One of the questions I got was why we didn't need to be at the final court hearing.
Each county in Illinois does their adoptions differently. In theory we could have filed the adoption in any county in Illinois. From what I can tell each requires two hearings. In some counties the family goes in person to the 1st, in others you go in person to the last. Some counties only do adoptions two times a month, others four days a week.
The county their case was out of was almost 2 hours away and very small county. Our attorney wasn't familiar with their procedures but offered to file in that county if we wanted to. We liked the idea of the same judge handling the adoption but by the time we got the point we could actually petition for the adoption we decided it wasn't worth the hassle.
The county we live in has a bit of a lag between petition and hearing dates, but would have had us go in person on the day it was final. The drawback was there would be no cameras allowed at all. No phones with cameras are allowed in the building. So we decided not to file there.
The other county we live very close to is very big and they do adoptions nearly every day of the week. There was virtually no wait time for a court date and they allowed pictures in the hallway (not in the court room). The drawback was we had to go to the 1st hearing and wait on the finalization date to be communicated to us.
So that is how it happened that we weren't there. So we have two adoption days. The day we went to court and told the judge we wanted them to be ours forever. And the day that it was official.
I asked the kids last night about their feelings about the adoption being final, final. Simon said he forgot it happened this week. Smiley said "It feels like my birthday. I don't feel different than six even though I'm seven." Stella said it didn't feel different and when I affirmed her feeling Sarah spoke up that she felt the same way but was worried that would hurt my feelings. "It's a big deal but it doesn't feel that way and I thought that would hurt your feelings. It just felt like a regular day."
I told her that I completely understood and that maybe it meant that we handled the transition so well as a family that we didn't need a piece of paper to tell us what we already knew. They all agreed and then went back to eating their dinner.
But I have to admit I'm a little weepy this week about it. We were at a baptism today and the priest was giving his homily (sermon). He was from Uganda and was talking about traveling to his homeland to visit and his journey back to the US. He talked about being "home" and how we all just want to feel stability and safety, no matter where "home" might be. We want to belong to one single place.

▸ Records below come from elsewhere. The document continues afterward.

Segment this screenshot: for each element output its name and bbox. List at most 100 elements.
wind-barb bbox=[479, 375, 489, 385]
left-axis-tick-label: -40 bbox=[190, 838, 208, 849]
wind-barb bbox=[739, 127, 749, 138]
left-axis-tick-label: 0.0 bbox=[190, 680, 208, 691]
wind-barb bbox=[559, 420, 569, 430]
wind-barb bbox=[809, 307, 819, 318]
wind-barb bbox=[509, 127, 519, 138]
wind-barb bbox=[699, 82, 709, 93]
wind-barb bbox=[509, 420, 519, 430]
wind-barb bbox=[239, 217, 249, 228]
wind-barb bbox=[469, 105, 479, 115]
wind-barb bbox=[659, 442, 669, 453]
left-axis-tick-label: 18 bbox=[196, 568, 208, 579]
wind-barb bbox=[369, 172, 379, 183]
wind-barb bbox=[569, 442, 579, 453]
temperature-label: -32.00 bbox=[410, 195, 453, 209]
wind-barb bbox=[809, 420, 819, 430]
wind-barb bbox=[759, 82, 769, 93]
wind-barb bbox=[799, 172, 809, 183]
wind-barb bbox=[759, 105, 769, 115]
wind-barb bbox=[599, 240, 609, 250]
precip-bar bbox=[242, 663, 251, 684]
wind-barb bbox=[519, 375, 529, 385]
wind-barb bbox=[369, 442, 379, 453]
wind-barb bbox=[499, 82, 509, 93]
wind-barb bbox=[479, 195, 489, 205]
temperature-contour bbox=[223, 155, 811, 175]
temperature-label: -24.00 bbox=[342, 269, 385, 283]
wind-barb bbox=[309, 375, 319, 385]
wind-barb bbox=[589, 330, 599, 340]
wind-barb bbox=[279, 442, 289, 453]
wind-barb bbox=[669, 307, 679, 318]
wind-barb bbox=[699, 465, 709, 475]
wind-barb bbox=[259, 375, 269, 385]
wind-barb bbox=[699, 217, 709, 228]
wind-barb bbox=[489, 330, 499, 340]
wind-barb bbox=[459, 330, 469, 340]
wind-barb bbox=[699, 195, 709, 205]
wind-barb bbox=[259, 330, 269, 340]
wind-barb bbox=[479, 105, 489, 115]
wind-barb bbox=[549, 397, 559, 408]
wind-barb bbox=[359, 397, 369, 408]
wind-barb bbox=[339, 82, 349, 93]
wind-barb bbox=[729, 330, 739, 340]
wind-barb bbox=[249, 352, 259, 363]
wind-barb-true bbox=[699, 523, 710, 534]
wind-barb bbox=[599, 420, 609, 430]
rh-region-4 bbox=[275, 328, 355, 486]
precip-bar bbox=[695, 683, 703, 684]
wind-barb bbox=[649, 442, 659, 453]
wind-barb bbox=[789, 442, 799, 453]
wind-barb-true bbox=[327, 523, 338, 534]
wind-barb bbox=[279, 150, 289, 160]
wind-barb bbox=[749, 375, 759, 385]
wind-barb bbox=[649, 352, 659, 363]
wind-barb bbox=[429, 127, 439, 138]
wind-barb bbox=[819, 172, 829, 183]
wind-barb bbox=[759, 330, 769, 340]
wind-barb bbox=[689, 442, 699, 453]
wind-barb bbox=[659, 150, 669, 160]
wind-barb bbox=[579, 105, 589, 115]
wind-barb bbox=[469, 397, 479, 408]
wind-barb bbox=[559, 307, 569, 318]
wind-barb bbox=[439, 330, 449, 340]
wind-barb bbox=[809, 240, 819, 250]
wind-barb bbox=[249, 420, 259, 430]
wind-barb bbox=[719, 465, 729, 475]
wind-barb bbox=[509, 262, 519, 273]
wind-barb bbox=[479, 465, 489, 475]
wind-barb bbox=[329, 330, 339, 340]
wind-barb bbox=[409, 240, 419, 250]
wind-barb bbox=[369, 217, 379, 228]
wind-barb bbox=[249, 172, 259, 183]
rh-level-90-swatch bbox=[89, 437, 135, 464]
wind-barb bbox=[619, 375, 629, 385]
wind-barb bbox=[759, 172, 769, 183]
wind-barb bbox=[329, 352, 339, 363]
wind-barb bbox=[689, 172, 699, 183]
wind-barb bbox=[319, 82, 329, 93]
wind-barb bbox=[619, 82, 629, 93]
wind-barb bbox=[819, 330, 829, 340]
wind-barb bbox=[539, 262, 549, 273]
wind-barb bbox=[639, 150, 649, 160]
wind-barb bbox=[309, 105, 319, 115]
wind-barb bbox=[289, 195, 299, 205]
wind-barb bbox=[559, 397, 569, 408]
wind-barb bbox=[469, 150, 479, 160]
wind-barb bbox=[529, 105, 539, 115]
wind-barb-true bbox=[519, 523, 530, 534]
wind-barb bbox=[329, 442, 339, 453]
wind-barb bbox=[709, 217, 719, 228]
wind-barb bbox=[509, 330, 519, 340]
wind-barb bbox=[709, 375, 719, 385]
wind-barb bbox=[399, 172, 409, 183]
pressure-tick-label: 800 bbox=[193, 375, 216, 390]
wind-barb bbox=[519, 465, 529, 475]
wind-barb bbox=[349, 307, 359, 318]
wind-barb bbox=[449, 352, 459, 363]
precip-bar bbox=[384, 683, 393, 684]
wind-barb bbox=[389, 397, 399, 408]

It was a moment where I felt like the words were meant only for us. Meaning in the message for sure.
A little later a friend of the family member who's child was Baptized was reminding me we had met before. After finding out we had 5 kids, she was all "I think the last time I saw you, you were pregnant."
I was like- "Nope, don't think so!" She was all "Are you sure?".
A little later I told Hubby that I should have said "Nope, just fat." And he was like I was going to say that as a joke but I wasn't sure how you'd take that.
We had African-American (and very dark-skinned, so obviously not biracial) foster daughters and people would insist that they remembered me being pregnant. I am white(ish), definitely not African-American, so I have no idea how they could convince themselves that baby came out of me. Unless they think we went and got a donor egg AND donor sperm of a different race than our own, just to be unique? It's crazy how people will re-write history to fit their narrative!